La anatomía de una pared impresa
Mira cualquier pieza impresa de canto y verás que la superficie exterior está hecha de un pequeño número de bucles uno al lado del otro. Cada bucle es una pasada de la boquilla, llamada perímetro. Dos o tres perímetros forman la pared; la parte superior e inferior se tapan con unas pocas capas macizas; todo lo de dentro es relleno.
El número que ata todo esto es el ancho de línea — lo ancho que es un cordón extruido, fijado por la boquilla. Una boquilla de 0,4 mm deposita una línea de unos 0,45 mm de ancho. Así que una "pared" es en realidad N perímetros × ancho de línea: dos perímetros hacen una pared de unos 0,9 mm de grosor, tres hacen unos 1,35 mm.

Diseña las paredes como múltiplos enteros del ancho de línea
Esta es la regla de paredes más útil que existe, y casi a nadie se la cuentan: haz tus paredes con un número entero de anchos de línea de grosor.
Si dibujas una pared de 1,0 mm con una línea de 0,45 mm, el laminador puede encajar dos perímetros (0,9 mm) y le queda una astilla de 0,1 mm que no puede rellenar — así que o deja un hueco hueco por el centro de tu pared (débil) o solapa y abulta. Dibuja esa pared a 0,9 mm (o 1,2, o más ancha) y cada perímetro encaja limpio. La pared es más resistente y la superficie es más bonita, solo por elegir el número correcto.
| Perímetros | Grosor de pared | Úsalo para |
|---|---|---|
| 1 | ~0,45 mm | nada estructural — demasiado frágil |
| 2 | ~0,9 mm | piezas ligeras, carcasas, soportes |
| 3 | ~1,35 mm | la mayoría de piezas funcionales |
| 4 | ~1,8 mm | piezas que aguantan carga de verdad |
Relleno: lo que hace y lo que no
El relleno es la retícula entre las paredes. Su primer trabajo es humilde pero esencial: les da a las capas superiores algo sobre lo que imprimir para que no se comben hacia el interior hueco. Su segundo trabajo es añadir algo de rigidez y resistencia al impacto.
Lo que el relleno no es es un mando lineal de resistencia. Pasar del 20% al 40% aproximadamente duplica el tiempo de impresión y el plástico pero añade mucho menos del doble de resistencia, porque la mayor parte de la resistencia de una pieza vive en sus paredes, no en su núcleo. Si una pieza flexa o se rompe, tu primer movimiento debería ser más perímetros, no más relleno.

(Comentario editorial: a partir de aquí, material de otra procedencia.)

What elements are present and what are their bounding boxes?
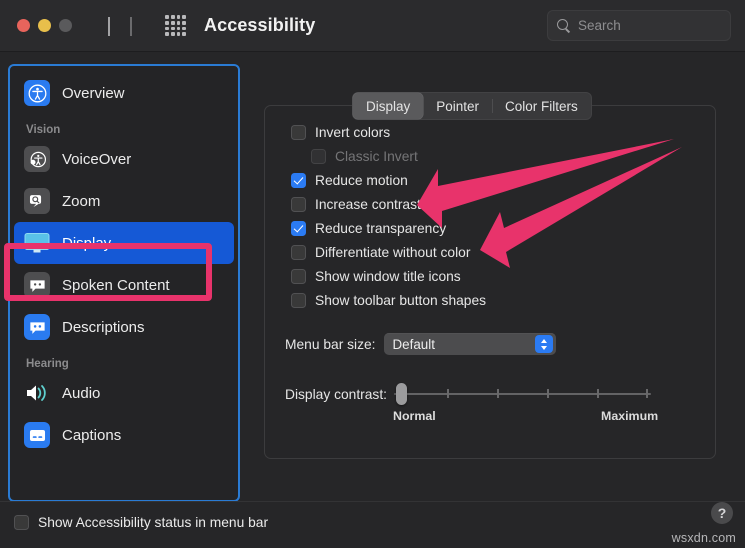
sidebar-item-label: Captions xyxy=(62,427,121,444)
checkbox-label: Show toolbar button shapes xyxy=(315,293,486,308)
captions-icon xyxy=(24,422,50,448)
forward-button[interactable] xyxy=(130,17,132,35)
navigation-buttons xyxy=(108,17,132,35)
accessibility-icon xyxy=(24,80,50,106)
checkbox-row-show-toolbar-button-shapes[interactable]: Show toolbar button shapes xyxy=(265,288,715,312)
checkbox-invert-colors[interactable] xyxy=(291,125,306,140)
sidebar-item-captions[interactable]: Captions xyxy=(10,414,238,456)
traffic-light-group xyxy=(17,19,72,32)
display-contrast-label: Display contrast: xyxy=(285,387,387,402)
speaker-icon xyxy=(24,380,50,406)
checkbox-row-show-window-title-icons[interactable]: Show window title icons xyxy=(265,264,715,288)
checkbox-show-accessibility-status[interactable] xyxy=(14,515,29,530)
back-button[interactable] xyxy=(108,17,110,35)
search-placeholder: Search xyxy=(578,18,621,33)
checkbox-classic-invert xyxy=(311,149,326,164)
tab-color-filters[interactable]: Color Filters xyxy=(492,93,591,119)
sidebar-item-label: Display xyxy=(62,235,111,252)
menu-bar-size-select[interactable]: Default xyxy=(384,333,556,355)
checkbox-reduce-transparency[interactable] xyxy=(291,221,306,236)
sidebar-item-voiceover[interactable]: VoiceOver xyxy=(10,138,238,180)
menu-bar-size-label: Menu bar size: xyxy=(285,337,376,352)
sidebar-item-display[interactable]: Display xyxy=(14,222,234,264)
show-all-grid-icon[interactable] xyxy=(165,15,186,36)
slider-max-label: Maximum xyxy=(601,409,658,423)
close-button[interactable] xyxy=(17,19,30,32)
sidebar-item-audio[interactable]: Audio xyxy=(10,372,238,414)
checkbox-label: Differentiate without color xyxy=(315,245,470,260)
sidebar-item-zoom[interactable]: Zoom xyxy=(10,180,238,222)
zoom-button[interactable] xyxy=(59,19,72,32)
minimize-button[interactable] xyxy=(38,19,51,32)
checkbox-differentiate-without-color[interactable] xyxy=(291,245,306,260)
sidebar-group-hearing: Hearing xyxy=(10,358,238,370)
checkbox-row-reduce-motion[interactable]: Reduce motion xyxy=(265,168,715,192)
sidebar-item-spoken-content[interactable]: Spoken Content xyxy=(10,264,238,306)
slider-thumb[interactable] xyxy=(396,383,407,405)
zoom-icon xyxy=(24,188,50,214)
help-button[interactable]: ? xyxy=(711,502,733,524)
checkbox-row-increase-contrast[interactable]: Increase contrast xyxy=(265,192,715,216)
speech-bubble-icon xyxy=(24,272,50,298)
window-titlebar: Accessibility Search xyxy=(0,0,745,52)
display-contrast-slider[interactable] xyxy=(394,381,651,407)
descriptions-icon xyxy=(24,314,50,340)
sidebar-item-overview[interactable]: Overview xyxy=(10,72,238,114)
slider-scale-labels: Normal Maximum xyxy=(393,409,653,425)
checkbox-show-window-title-icons[interactable] xyxy=(291,269,306,284)
settings-tab-bar[interactable]: Display Pointer Color Filters xyxy=(352,92,592,120)
accessibility-sidebar[interactable]: Overview Vision VoiceOver Zoom xyxy=(8,64,240,502)
show-status-label: Show Accessibility status in menu bar xyxy=(38,515,268,530)
display-contrast-row: Display contrast: xyxy=(265,381,715,407)
voiceover-icon xyxy=(24,146,50,172)
tab-display[interactable]: Display xyxy=(353,93,423,119)
sidebar-item-label: Audio xyxy=(62,385,100,402)
window-footer: Show Accessibility status in menu bar ? … xyxy=(0,501,745,548)
checkbox-row-reduce-transparency[interactable]: Reduce transparency xyxy=(265,216,715,240)
sidebar-item-label: Overview xyxy=(62,85,125,102)
checkbox-label: Invert colors xyxy=(315,125,390,140)
display-options-panel: Invert colors Classic Invert Reduce moti… xyxy=(264,105,716,459)
show-status-row[interactable]: Show Accessibility status in menu bar xyxy=(0,502,745,530)
display-icon xyxy=(24,230,50,256)
search-icon xyxy=(557,19,571,33)
search-field[interactable]: Search xyxy=(547,10,731,41)
checkbox-label: Reduce motion xyxy=(315,173,408,188)
checkbox-label: Increase contrast xyxy=(315,197,421,212)
checkbox-label: Reduce transparency xyxy=(315,221,446,236)
checkbox-row-invert-colors[interactable]: Invert colors xyxy=(265,120,715,144)
slider-min-label: Normal xyxy=(393,409,436,423)
slider-track xyxy=(394,393,651,395)
watermark: wsxdn.com xyxy=(672,531,736,545)
sidebar-group-vision: Vision xyxy=(10,124,238,136)
checkbox-show-toolbar-button-shapes[interactable] xyxy=(291,293,306,308)
menu-bar-size-row: Menu bar size: Default xyxy=(265,333,715,355)
checkbox-label: Classic Invert xyxy=(335,149,418,164)
chevron-updown-icon xyxy=(535,335,553,353)
sidebar-item-label: Zoom xyxy=(62,193,100,210)
checkbox-increase-contrast[interactable] xyxy=(291,197,306,212)
sidebar-item-label: Descriptions xyxy=(62,319,145,336)
sidebar-item-descriptions[interactable]: Descriptions xyxy=(10,306,238,348)
tab-pointer[interactable]: Pointer xyxy=(423,93,492,119)
sidebar-item-label: Spoken Content xyxy=(62,277,170,294)
menu-bar-size-value: Default xyxy=(393,337,435,352)
checkbox-row-classic-invert: Classic Invert xyxy=(265,144,715,168)
checkbox-label: Show window title icons xyxy=(315,269,461,284)
checkbox-reduce-motion[interactable] xyxy=(291,173,306,188)
page-title: Accessibility xyxy=(204,15,315,36)
checkbox-row-differentiate-without-color[interactable]: Differentiate without color xyxy=(265,240,715,264)
sidebar-item-label: VoiceOver xyxy=(62,151,131,168)
display-settings-content: Display Pointer Color Filters Invert col… xyxy=(246,64,734,498)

- 15–20% — el valor por defecto de cada día; suficiente para la mayoría de piezas.
- 25–40% — piezas que aguantan carga o impacto moderados.
- 50%+ o macizo — rara vez vale la pena; unas paredes más gruesas suelen ganar por menos tiempo.
Detalles mínimos que de verdad sobreviven
Como nada puede ser más fino que una línea, hay un suelo en lo que puedes imprimir. Diseña por debajo de él y los detalles salen frágiles, peludos o directamente desaparecen.
| Detalle | Mínimo que funciona |
|---|---|
| Pared estructural | ~0,8 mm (dos perímetros) |
| Pin / poste autoportante | ~2 mm de diámetro |
| Detalle en relieve (saliente) | ~0,8 mm de ancho, ~0,6 mm de alto |
| Detalle grabado (rehundido) | ~0,5 mm de ancho, ~0,4 mm de profundidad |
| Altura de texto | ~6 mm, en relieve, imprime más fiable que grabado |
Junta todo esto y una pieza resistente y eficiente tiene una receta clara: paredes dimensionadas a perímetros enteros y soportando la carga, un relleno modesto justo lo bastante denso como para sostener la parte de arriba, y ningún detalle más pequeño de lo que la impresora puede dibujar. Gruesa donde importa, hueca donde no.